Polygon fill is actually simple to implement: you just find the
x coordinates where the polygon edges intersect each
y coordinate (assuming your data is continuous in increasing
x on the same
y). Then, you fill the polygon by sending each such
y coordinate one or more horizontal lines.
You can find more information about this at e.g. Wikipedia
scanline rendering page.
If each intersection point also records a color, or a "blend" value, you can linearly interpolate the pixels on the scanline fill.

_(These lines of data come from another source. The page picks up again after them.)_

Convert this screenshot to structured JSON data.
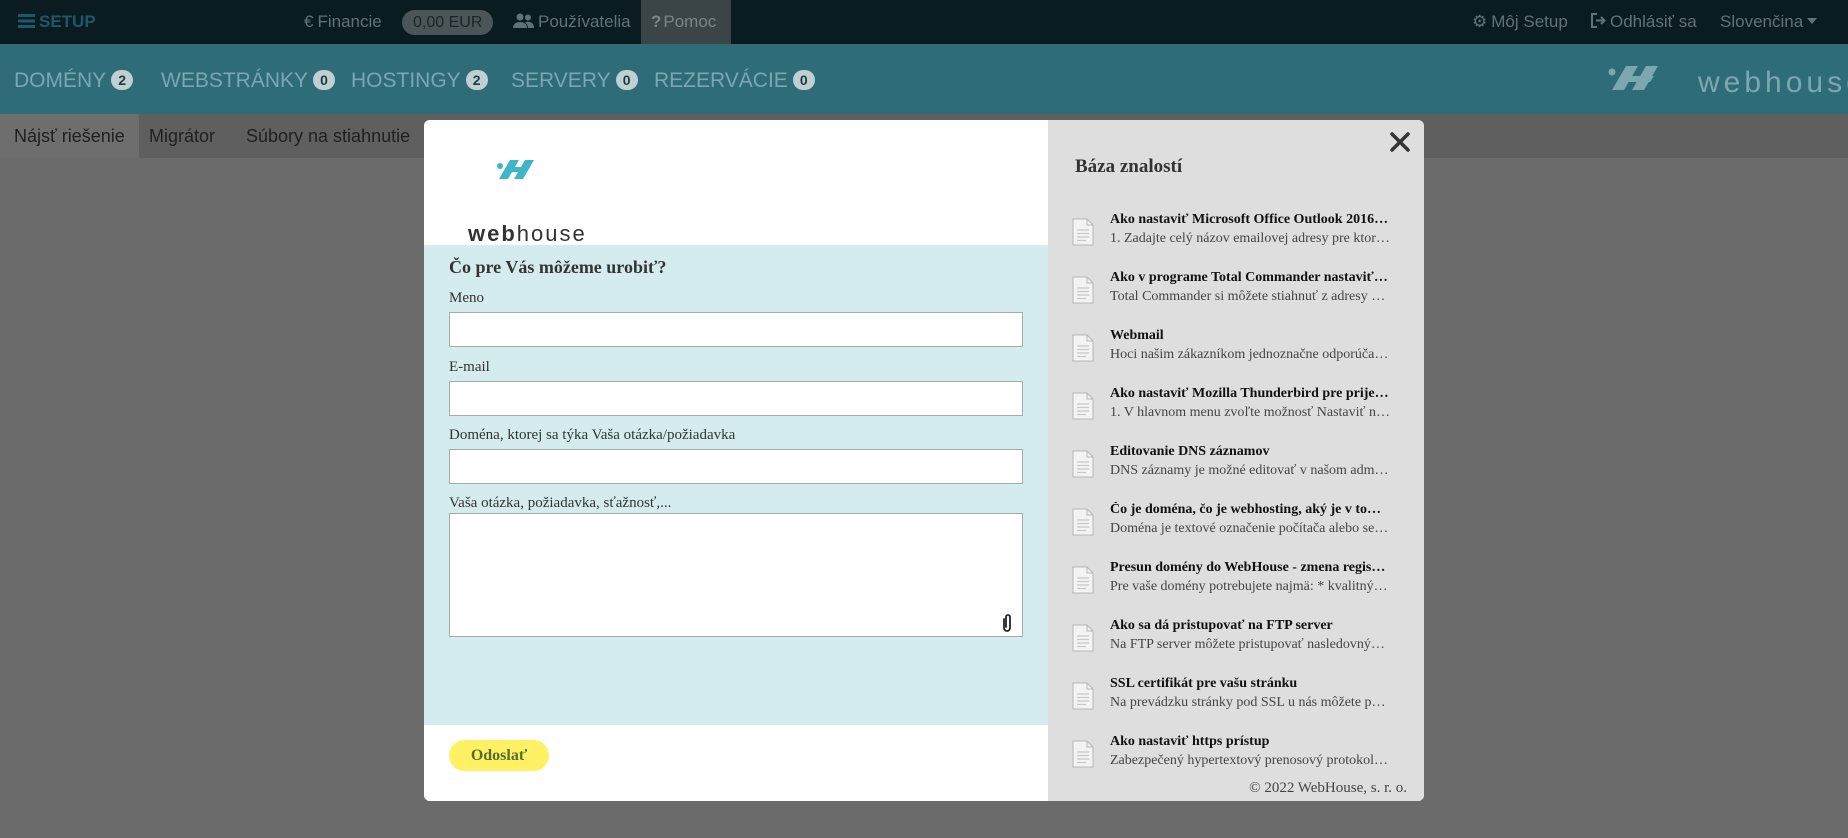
{
  "topbar": {
    "brand": "SETUP",
    "financie": "Financie",
    "balance": "0,00 EUR",
    "pouzivatelia": "Používatelia",
    "pomoc": "Pomoc",
    "moj_setup": "Môj Setup",
    "odhlasit": "Odhlásiť sa",
    "language": "Slovenčina"
  },
  "nav": {
    "items": [
      {
        "label": "DOMÉNY",
        "count": "2"
      },
      {
        "label": "WEBSTRÁNKY",
        "count": "0"
      },
      {
        "label": "HOSTINGY",
        "count": "2"
      },
      {
        "label": "SERVERY",
        "count": "0"
      },
      {
        "label": "REZERVÁCIE",
        "count": "0"
      }
    ],
    "logo_text": "webhouse"
  },
  "subnav": {
    "items": [
      "Nájsť riešenie",
      "Migrátor",
      "Súbory na stiahnutie"
    ]
  },
  "modal": {
    "logo_text": "webhouse",
    "heading": "Čo pre Vás môžeme urobiť?",
    "fields": {
      "name_label": "Meno",
      "name_value": "",
      "email_label": "E-mail",
      "email_value": "",
      "domain_label": "Doména, ktorej sa týka Vaša otázka/požiadavka",
      "domain_value": "",
      "message_label": "Vaša otázka, požiadavka, sťažnosť,...",
      "message_value": ""
    },
    "send_label": "Odoslať",
    "kb": {
      "title": "Báza znalostí",
      "articles": [
        {
          "title": "Ako nastaviť Microsoft Office Outlook 2016…",
          "desc": "1. Zadajte celý názov emailovej adresy pre ktor…"
        },
        {
          "title": "Ako v programe Total Commander nastaviť…",
          "desc": "Total Commander si môžete stiahnuť z adresy …"
        },
        {
          "title": "Webmail",
          "desc": "Hoci našim zákazníkom jednoznačne odporúča…"
        },
        {
          "title": "Ako nastaviť Mozilla Thunderbird pre prije…",
          "desc": "1. V hlavnom menu zvoľte možnosť Nastaviť n…"
        },
        {
          "title": "Editovanie DNS záznamov",
          "desc": "DNS záznamy je možné editovať v našom adm…"
        },
        {
          "title": "Čo je doména, čo je webhosting, aký je v to…",
          "desc": "Doména je textové označenie počítača alebo se…"
        },
        {
          "title": "Presun domény do WebHouse - zmena regis…",
          "desc": "Pre vaše domény potrebujete najmä: * kvalitný…"
        },
        {
          "title": "Ako sa dá pristupovať na FTP server",
          "desc": "Na FTP server môžete pristupovať nasledovný…"
        },
        {
          "title": "SSL certifikát pre vašu stránku",
          "desc": "Na prevádzku stránky pod SSL u nás môžete p…"
        },
        {
          "title": "Ako nastaviť https prístup",
          "desc": "Zabezpečený hypertextový prenosový protokol…"
        }
      ],
      "footer": "© 2022 WebHouse, s. r. o."
    }
  },
  "colors": {
    "topbar_bg": "#0b1c20",
    "navbar_bg": "#2e6c78",
    "form_bg": "#d5ecef",
    "kb_bg": "#dedede",
    "send_button": "#fff164"
  },
  "icons": [
    "menu-icon",
    "euro-icon",
    "users-icon",
    "question-icon",
    "gear-icon",
    "sign-out-icon",
    "caret-down-icon",
    "close-icon",
    "document-icon",
    "paperclip-icon"
  ]
}
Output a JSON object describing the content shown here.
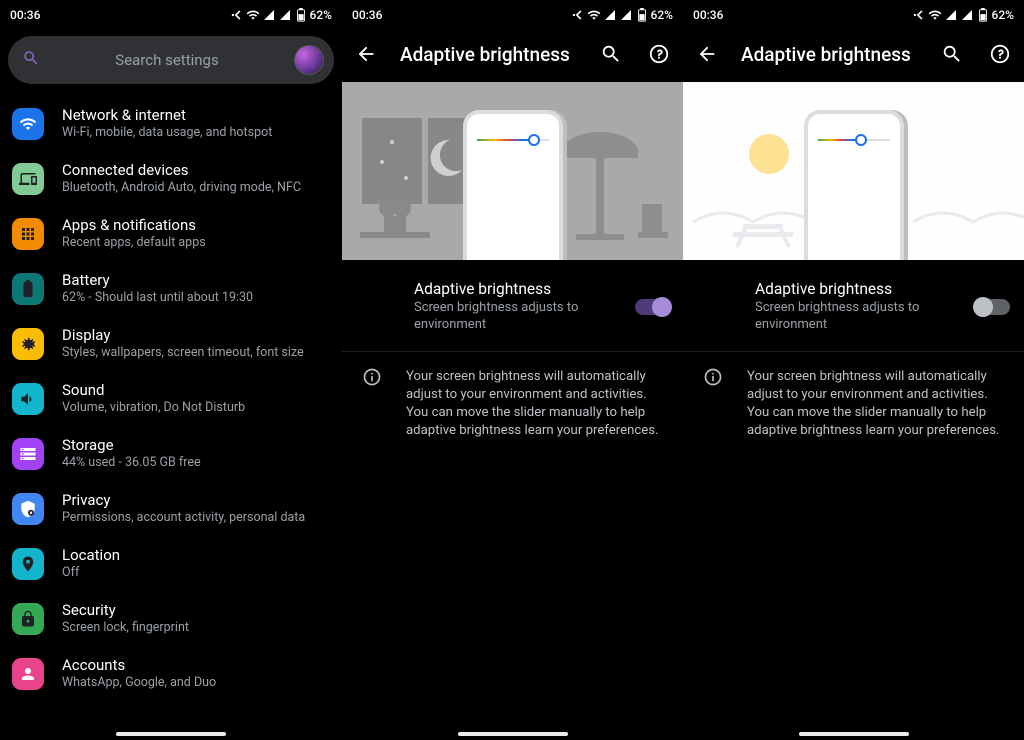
{
  "status": {
    "time": "00:36",
    "battery": "62%"
  },
  "search": {
    "placeholder": "Search settings"
  },
  "settings_items": [
    {
      "title": "Network & internet",
      "sub": "Wi-Fi, mobile, data usage, and hotspot",
      "icon": "wifi",
      "bg": "#1a73e8"
    },
    {
      "title": "Connected devices",
      "sub": "Bluetooth, Android Auto, driving mode, NFC",
      "icon": "devices",
      "bg": "#81c995"
    },
    {
      "title": "Apps & notifications",
      "sub": "Recent apps, default apps",
      "icon": "apps",
      "bg": "#f28b00"
    },
    {
      "title": "Battery",
      "sub": "62% - Should last until about 19:30",
      "icon": "battery",
      "bg": "#0d7775"
    },
    {
      "title": "Display",
      "sub": "Styles, wallpapers, screen timeout, font size",
      "icon": "display",
      "bg": "#fbbc04"
    },
    {
      "title": "Sound",
      "sub": "Volume, vibration, Do Not Disturb",
      "icon": "sound",
      "bg": "#12b5cb"
    },
    {
      "title": "Storage",
      "sub": "44% used - 36.05 GB free",
      "icon": "storage",
      "bg": "#a142f4"
    },
    {
      "title": "Privacy",
      "sub": "Permissions, account activity, personal data",
      "icon": "privacy",
      "bg": "#4285f4"
    },
    {
      "title": "Location",
      "sub": "Off",
      "icon": "location",
      "bg": "#12b5cb"
    },
    {
      "title": "Security",
      "sub": "Screen lock, fingerprint",
      "icon": "security",
      "bg": "#34a853"
    },
    {
      "title": "Accounts",
      "sub": "WhatsApp, Google, and Duo",
      "icon": "accounts",
      "bg": "#e8438b"
    }
  ],
  "detail": {
    "page_title": "Adaptive brightness",
    "setting_title": "Adaptive brightness",
    "setting_sub": "Screen brightness adjusts to environment",
    "info_text": "Your screen brightness will automatically adjust to your environment and activities. You can move the slider manually to help adaptive brightness learn your preferences.",
    "states": [
      {
        "enabled": true
      },
      {
        "enabled": false
      }
    ]
  }
}
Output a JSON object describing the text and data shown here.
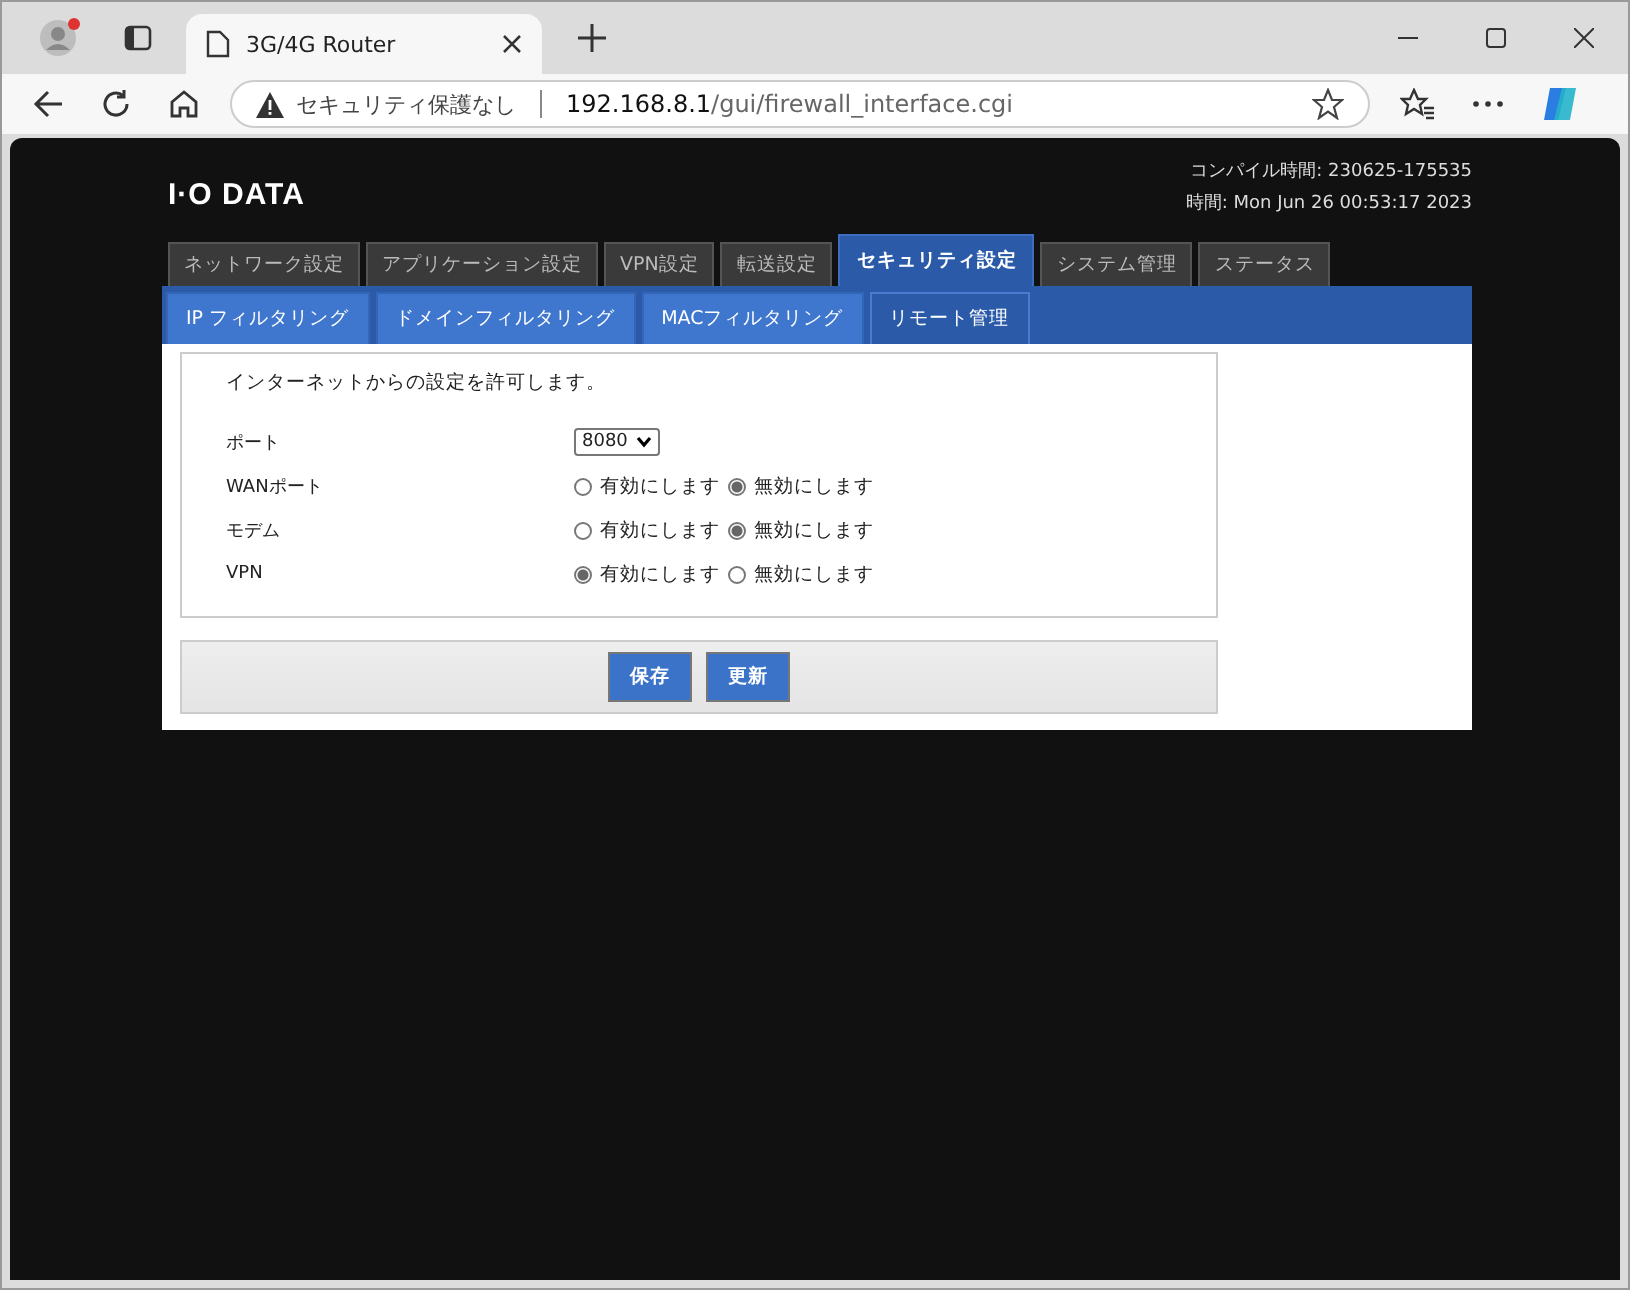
{
  "browser": {
    "tab_title": "3G/4G Router",
    "security_label": "セキュリティ保護なし",
    "url_host": "192.168.8.1",
    "url_path": "/gui/firewall_interface.cgi"
  },
  "header": {
    "logo": "I·O DATA",
    "compile_time": "コンパイル時間: 230625-175535",
    "time": "時間: Mon Jun 26 00:53:17 2023"
  },
  "main_tabs": [
    {
      "label": "ネットワーク設定",
      "selected": false
    },
    {
      "label": "アプリケーション設定",
      "selected": false
    },
    {
      "label": "VPN設定",
      "selected": false
    },
    {
      "label": "転送設定",
      "selected": false
    },
    {
      "label": "セキュリティ設定",
      "selected": true
    },
    {
      "label": "システム管理",
      "selected": false
    },
    {
      "label": "ステータス",
      "selected": false
    }
  ],
  "sub_tabs": [
    {
      "label": "IP フィルタリング",
      "selected": false
    },
    {
      "label": "ドメインフィルタリング",
      "selected": false
    },
    {
      "label": "MACフィルタリング",
      "selected": false
    },
    {
      "label": "リモート管理",
      "selected": true
    }
  ],
  "description": "インターネットからの設定を許可します。",
  "rows": [
    {
      "kind": "select",
      "label": "ポート",
      "value": "8080"
    },
    {
      "kind": "radio",
      "label": "WANポート",
      "options": [
        {
          "label": "有効にします",
          "selected": false
        },
        {
          "label": "無効にします",
          "selected": true
        }
      ]
    },
    {
      "kind": "radio",
      "label": "モデム",
      "options": [
        {
          "label": "有効にします",
          "selected": false
        },
        {
          "label": "無効にします",
          "selected": true
        }
      ]
    },
    {
      "kind": "radio",
      "label": "VPN",
      "options": [
        {
          "label": "有効にします",
          "selected": true
        },
        {
          "label": "無効にします",
          "selected": false
        }
      ]
    }
  ],
  "buttons": [
    "保存",
    "更新"
  ]
}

If you use 15-bit color, you can expand each blend endpoint color from 15-bit 0b
RRRRRGGGGGBBBBB to 30-bit 0b00000
RRRRR00000
GGGGG00000
BBBBB. If the two endpoints 30-bit colors are
C0 and
C1, and
p is the phase from 0 to 33, inclusive, the blended 30-bit color is (33-
p)*
C0+
p*
C1 = 0b
RRRRRrrrrrGGGGGgggggBBBBBbbbbb, where the lower-case letter correspond to fractional bits you need to discard. Of course, in addition to the two multiplications, addition, and subtraction, you do need three ANDs, two bit shifts, and two ORs, per pixel, to reconstruct the 15-bit target color.
Antialiasing the outer edge can be done by using fixed point intersection coordinate values, and examining the intersection
x for the same edge both "above" and "below" the current "pixel", and then blending between the background color and the fill color as above.
I'd really want to use an NXP i.MX RT106x with a few megabytes of PSRAM to control these small displays. You could e.g. store 4-bit glyphs (with a palette that contains say 8 opacities of glyph outline, and 7 shades of fully opaque color from outline to fill, with one entry reserved for background) and very rapidly blit them anywhere in a full framebuffer, and only when all changes are done, sync the changes to the display controller... Such glyphs would be perfectly antialiased, and by changing the palette, you could do antialiased font with selectable outline and fill color (dark outline avoiding the light-font-on-light-background problem, for example). My electronics design skills just don't reach to that MAPBGA-196 footprint yet.